CBS reported sources saying Harris will announce her candidacy on or around Martin Luther King Jr. Day in late January. The source told CBS the announcement will most likely be made at a campaign rally in Harris’ hometown of Oakland.
Harris, 54, has recently been making the rounds on talk shows and events to promote her new book.
In her new memoir, "The Truths We Hold," Harris described her anger watching her mother become a target because she was "brown-skinned" and how that has driven her efforts to enhance the legal and humanitarian protections over immigrants coming into the US.
Harris said she was blessed with a nurturing, happy, healthy childhood, but has been dismayed by Trump's vilification of immigrants.
During an interview with CNN's Jake Tapper Wednesday, Harris said she would make a decision soon and she believes the country is ready for a woman of color as president.

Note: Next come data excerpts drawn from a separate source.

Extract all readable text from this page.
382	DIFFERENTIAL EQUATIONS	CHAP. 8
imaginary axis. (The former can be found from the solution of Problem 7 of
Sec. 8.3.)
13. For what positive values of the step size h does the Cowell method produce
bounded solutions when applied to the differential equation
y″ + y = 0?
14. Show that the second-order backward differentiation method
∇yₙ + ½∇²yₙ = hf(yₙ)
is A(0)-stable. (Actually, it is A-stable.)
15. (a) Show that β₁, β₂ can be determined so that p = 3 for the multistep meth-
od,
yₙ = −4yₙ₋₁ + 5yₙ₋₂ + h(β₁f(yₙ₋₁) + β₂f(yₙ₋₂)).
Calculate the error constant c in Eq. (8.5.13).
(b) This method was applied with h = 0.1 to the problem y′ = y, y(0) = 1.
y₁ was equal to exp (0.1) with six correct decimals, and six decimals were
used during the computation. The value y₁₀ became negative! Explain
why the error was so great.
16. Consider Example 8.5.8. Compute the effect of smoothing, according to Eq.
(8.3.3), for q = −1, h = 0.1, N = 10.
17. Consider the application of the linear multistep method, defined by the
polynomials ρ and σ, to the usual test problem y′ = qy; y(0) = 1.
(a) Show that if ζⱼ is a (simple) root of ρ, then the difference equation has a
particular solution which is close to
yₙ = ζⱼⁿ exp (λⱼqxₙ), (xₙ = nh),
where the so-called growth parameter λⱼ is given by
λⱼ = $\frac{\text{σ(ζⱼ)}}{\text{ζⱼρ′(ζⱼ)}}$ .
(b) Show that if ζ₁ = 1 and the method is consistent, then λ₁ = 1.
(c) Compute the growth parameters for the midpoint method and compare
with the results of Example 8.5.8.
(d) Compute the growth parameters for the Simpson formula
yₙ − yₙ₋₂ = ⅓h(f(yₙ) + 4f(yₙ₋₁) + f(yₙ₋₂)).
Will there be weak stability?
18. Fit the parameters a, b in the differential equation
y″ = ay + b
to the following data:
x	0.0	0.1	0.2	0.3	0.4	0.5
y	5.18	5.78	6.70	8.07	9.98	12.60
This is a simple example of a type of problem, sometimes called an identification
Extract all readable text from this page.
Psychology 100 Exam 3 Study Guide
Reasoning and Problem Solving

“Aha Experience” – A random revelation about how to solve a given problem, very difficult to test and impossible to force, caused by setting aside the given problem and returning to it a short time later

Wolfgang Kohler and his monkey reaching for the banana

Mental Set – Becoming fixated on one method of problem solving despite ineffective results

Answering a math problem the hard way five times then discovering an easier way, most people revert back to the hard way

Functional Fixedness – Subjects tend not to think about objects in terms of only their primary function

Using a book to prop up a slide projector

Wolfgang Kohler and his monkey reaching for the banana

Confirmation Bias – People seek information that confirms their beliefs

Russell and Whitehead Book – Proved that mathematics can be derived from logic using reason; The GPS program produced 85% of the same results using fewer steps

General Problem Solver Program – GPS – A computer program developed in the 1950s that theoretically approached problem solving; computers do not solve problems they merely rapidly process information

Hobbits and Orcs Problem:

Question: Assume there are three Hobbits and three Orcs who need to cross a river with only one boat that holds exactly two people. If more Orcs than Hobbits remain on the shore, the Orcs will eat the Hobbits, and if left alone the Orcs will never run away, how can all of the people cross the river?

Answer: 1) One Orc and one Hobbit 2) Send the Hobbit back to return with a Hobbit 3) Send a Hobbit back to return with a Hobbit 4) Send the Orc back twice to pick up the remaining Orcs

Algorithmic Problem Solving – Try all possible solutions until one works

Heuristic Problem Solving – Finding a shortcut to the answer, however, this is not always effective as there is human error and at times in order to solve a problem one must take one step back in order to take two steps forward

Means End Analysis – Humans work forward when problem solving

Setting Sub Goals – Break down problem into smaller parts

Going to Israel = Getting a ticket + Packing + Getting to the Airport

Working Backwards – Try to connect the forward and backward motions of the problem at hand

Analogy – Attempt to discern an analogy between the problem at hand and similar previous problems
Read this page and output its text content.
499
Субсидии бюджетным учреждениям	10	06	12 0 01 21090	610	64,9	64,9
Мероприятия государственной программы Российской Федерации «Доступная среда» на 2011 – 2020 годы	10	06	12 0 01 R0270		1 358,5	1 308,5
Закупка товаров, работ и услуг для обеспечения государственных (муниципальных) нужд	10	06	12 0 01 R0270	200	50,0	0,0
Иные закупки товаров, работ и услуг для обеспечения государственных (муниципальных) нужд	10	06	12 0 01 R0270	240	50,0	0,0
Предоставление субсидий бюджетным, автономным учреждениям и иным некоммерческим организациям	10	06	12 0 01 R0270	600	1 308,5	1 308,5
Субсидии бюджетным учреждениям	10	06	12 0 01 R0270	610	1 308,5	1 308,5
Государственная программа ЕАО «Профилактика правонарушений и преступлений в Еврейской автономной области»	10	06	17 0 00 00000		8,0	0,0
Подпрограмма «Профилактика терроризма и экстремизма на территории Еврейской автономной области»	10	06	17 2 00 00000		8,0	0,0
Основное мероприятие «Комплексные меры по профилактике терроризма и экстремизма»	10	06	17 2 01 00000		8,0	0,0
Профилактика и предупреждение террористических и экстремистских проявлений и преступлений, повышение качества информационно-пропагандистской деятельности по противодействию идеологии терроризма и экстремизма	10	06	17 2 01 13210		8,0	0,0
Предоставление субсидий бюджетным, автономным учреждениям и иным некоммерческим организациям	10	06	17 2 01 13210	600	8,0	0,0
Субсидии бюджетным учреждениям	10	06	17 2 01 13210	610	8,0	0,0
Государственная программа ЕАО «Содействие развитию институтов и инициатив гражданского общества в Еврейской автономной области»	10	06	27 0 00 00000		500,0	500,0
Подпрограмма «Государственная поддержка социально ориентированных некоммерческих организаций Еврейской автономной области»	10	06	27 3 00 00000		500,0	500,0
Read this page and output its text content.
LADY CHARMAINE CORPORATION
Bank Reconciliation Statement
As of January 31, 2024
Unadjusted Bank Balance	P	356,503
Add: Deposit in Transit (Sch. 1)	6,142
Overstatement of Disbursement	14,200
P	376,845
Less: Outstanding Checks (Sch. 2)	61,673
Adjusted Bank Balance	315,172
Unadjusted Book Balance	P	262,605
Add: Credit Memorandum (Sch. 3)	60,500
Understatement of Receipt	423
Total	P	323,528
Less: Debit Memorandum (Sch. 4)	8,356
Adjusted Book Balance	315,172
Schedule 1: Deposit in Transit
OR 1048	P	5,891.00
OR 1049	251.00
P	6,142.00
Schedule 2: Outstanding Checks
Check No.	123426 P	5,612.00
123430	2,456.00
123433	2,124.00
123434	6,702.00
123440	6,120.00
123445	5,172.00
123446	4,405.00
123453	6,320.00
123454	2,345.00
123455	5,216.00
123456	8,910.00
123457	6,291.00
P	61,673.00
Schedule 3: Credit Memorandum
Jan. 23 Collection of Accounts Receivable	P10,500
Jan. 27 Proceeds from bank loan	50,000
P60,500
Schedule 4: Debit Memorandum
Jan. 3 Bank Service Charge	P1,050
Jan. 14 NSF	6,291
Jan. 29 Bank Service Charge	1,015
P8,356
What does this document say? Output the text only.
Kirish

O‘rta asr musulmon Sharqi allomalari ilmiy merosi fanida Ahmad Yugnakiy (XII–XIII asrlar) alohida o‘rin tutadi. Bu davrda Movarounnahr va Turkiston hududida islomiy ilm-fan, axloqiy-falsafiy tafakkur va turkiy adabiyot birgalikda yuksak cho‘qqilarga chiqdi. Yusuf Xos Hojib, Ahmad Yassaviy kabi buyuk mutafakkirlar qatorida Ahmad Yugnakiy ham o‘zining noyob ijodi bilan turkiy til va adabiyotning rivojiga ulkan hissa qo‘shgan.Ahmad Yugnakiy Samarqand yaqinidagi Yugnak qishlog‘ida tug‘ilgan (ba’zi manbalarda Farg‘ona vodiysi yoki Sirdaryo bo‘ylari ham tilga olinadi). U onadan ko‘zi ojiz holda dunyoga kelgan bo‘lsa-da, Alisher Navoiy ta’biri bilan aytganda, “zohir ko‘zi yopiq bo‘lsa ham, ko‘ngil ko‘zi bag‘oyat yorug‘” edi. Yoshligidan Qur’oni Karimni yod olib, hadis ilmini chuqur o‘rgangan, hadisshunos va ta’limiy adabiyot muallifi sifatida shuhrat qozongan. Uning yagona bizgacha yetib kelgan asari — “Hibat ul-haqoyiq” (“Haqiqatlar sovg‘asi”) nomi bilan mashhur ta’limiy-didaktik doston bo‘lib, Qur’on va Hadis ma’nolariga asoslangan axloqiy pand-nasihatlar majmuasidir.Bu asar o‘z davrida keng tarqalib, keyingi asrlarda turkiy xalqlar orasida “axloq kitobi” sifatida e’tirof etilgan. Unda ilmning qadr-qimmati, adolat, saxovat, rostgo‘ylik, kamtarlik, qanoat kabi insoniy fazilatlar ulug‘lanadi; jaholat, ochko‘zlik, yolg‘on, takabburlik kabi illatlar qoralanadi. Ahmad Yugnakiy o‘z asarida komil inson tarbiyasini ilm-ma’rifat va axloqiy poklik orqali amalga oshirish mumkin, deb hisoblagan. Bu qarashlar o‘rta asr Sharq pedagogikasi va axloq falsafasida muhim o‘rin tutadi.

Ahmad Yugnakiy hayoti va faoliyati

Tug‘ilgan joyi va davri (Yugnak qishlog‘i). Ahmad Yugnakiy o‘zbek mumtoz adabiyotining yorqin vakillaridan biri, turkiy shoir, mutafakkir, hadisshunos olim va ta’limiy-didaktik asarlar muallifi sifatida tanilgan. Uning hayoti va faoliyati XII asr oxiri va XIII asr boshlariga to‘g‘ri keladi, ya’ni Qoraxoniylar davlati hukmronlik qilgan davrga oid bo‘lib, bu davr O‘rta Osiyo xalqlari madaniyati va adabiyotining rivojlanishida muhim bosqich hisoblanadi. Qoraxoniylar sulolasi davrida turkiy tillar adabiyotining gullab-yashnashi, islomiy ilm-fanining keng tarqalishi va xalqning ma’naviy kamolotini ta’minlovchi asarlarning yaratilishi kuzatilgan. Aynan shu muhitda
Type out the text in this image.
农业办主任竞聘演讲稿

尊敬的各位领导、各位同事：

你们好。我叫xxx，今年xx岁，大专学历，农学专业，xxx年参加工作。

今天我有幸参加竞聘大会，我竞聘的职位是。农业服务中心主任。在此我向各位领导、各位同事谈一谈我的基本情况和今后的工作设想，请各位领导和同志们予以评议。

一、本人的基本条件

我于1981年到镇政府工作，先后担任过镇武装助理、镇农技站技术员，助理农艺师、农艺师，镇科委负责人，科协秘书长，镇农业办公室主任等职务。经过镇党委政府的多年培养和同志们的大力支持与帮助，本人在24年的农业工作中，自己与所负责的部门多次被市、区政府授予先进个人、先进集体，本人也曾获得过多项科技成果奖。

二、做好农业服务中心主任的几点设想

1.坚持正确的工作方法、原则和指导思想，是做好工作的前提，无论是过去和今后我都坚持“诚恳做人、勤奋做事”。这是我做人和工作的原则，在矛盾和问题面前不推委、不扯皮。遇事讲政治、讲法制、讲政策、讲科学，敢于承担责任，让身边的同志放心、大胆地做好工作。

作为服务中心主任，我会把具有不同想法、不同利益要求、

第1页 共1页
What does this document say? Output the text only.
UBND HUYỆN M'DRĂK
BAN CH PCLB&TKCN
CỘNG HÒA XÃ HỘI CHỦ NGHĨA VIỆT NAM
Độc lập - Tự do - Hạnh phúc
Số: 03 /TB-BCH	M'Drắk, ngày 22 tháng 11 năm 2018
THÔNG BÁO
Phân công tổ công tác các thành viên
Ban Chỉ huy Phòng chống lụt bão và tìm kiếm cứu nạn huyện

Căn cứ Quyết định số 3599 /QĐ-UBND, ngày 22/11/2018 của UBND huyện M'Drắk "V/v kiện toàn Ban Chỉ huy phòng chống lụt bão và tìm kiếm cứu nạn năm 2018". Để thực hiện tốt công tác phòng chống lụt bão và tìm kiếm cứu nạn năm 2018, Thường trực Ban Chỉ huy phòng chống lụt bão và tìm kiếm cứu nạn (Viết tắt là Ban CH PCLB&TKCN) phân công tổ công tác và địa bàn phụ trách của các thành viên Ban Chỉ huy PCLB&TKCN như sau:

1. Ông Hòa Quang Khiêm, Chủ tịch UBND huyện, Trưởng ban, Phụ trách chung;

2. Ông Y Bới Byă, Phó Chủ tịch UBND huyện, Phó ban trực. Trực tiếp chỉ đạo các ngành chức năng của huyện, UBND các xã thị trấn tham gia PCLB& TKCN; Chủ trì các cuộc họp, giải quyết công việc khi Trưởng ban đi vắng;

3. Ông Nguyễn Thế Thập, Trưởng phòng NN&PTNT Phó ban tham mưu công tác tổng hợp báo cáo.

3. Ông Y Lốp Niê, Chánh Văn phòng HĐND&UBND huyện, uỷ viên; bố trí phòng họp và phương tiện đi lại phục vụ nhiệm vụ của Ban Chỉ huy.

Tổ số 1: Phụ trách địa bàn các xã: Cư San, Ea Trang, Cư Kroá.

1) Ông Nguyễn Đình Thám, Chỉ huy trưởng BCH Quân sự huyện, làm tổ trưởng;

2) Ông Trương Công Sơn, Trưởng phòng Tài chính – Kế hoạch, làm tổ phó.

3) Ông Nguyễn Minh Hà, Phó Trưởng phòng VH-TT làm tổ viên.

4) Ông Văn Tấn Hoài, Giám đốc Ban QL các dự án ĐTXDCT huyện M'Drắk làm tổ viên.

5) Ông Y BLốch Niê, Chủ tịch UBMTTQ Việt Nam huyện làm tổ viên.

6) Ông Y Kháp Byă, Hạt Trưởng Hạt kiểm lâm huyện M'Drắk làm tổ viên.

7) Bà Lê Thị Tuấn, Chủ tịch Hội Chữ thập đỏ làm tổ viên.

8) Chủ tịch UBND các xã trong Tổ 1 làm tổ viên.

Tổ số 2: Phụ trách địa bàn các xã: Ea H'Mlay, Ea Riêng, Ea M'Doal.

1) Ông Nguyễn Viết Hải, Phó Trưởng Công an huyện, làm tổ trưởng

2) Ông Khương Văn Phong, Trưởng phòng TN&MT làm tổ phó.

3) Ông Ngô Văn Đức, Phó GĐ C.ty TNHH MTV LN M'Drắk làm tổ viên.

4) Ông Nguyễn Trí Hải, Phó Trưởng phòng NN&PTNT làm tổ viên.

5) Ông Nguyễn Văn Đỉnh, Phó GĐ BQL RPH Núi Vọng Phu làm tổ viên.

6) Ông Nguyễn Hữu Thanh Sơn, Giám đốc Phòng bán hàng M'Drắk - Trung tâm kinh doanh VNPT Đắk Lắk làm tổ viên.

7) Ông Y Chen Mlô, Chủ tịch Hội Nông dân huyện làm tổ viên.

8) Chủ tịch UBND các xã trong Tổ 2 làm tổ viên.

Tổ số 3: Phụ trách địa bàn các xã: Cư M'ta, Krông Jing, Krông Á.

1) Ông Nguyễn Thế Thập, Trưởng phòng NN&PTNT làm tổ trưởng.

"We have to give the American people more credit, and we have to understand that the American public and the people of our country are smart people, who will make decisions about who will be their leader, based on who they believe is capable, who they believe has an honest desire to lead, to represent, to see them, to be a voice for them even if they have no power," Harris said. "Those are the kinds of people who we are as a country. And so the pundits can talk all day, and all night, and there's a lot of chatter about which demographic will do this or that. It has been my life's experience that the American people are smart and they make decisions about what's in the best interest of their household, their family and their community. And I have faith that in 2020, and in any other election, that will be their motivation when they vote."
But she argued that the American people deserve better leadership than they are seeing under President Donald Trump.
The former California attorney general also expressed regret that she was not informed by her staff that her former top aide in that previous office was accused of gender harassment, a lawsuit that the attorney general's office settled for nearly $400,000 after she had moved on to the US Senate.
Harris said that as a leader of the #MeToo movement, "it was a very painful experience to know that something could happen in one's office of almost 5,000 people, granted, but that I didn't know about it."
"That being said, I take full responsibility for anything that has happened in my office," she said. "I always do, and I always will. The buck stops with me."
"Even in the office of someone who has been an advocate for women's rights, and all people's rights, there is no office that is immune from this kind of behavior, and that's something that we are also going to have to deal with. That's a sad statement," she added.
Larry Wallace, who headed the Bureau of Law Enforcement at the California Attorney General's office, was accused by his former assistant of forcing her to change the paper or the ink in a printer under his desk every day and refused to move the printer.
Wallace worked closely with Harris for many years, and she praised his efforts to help root out racial bias in the attorney general's office in her recent memoir.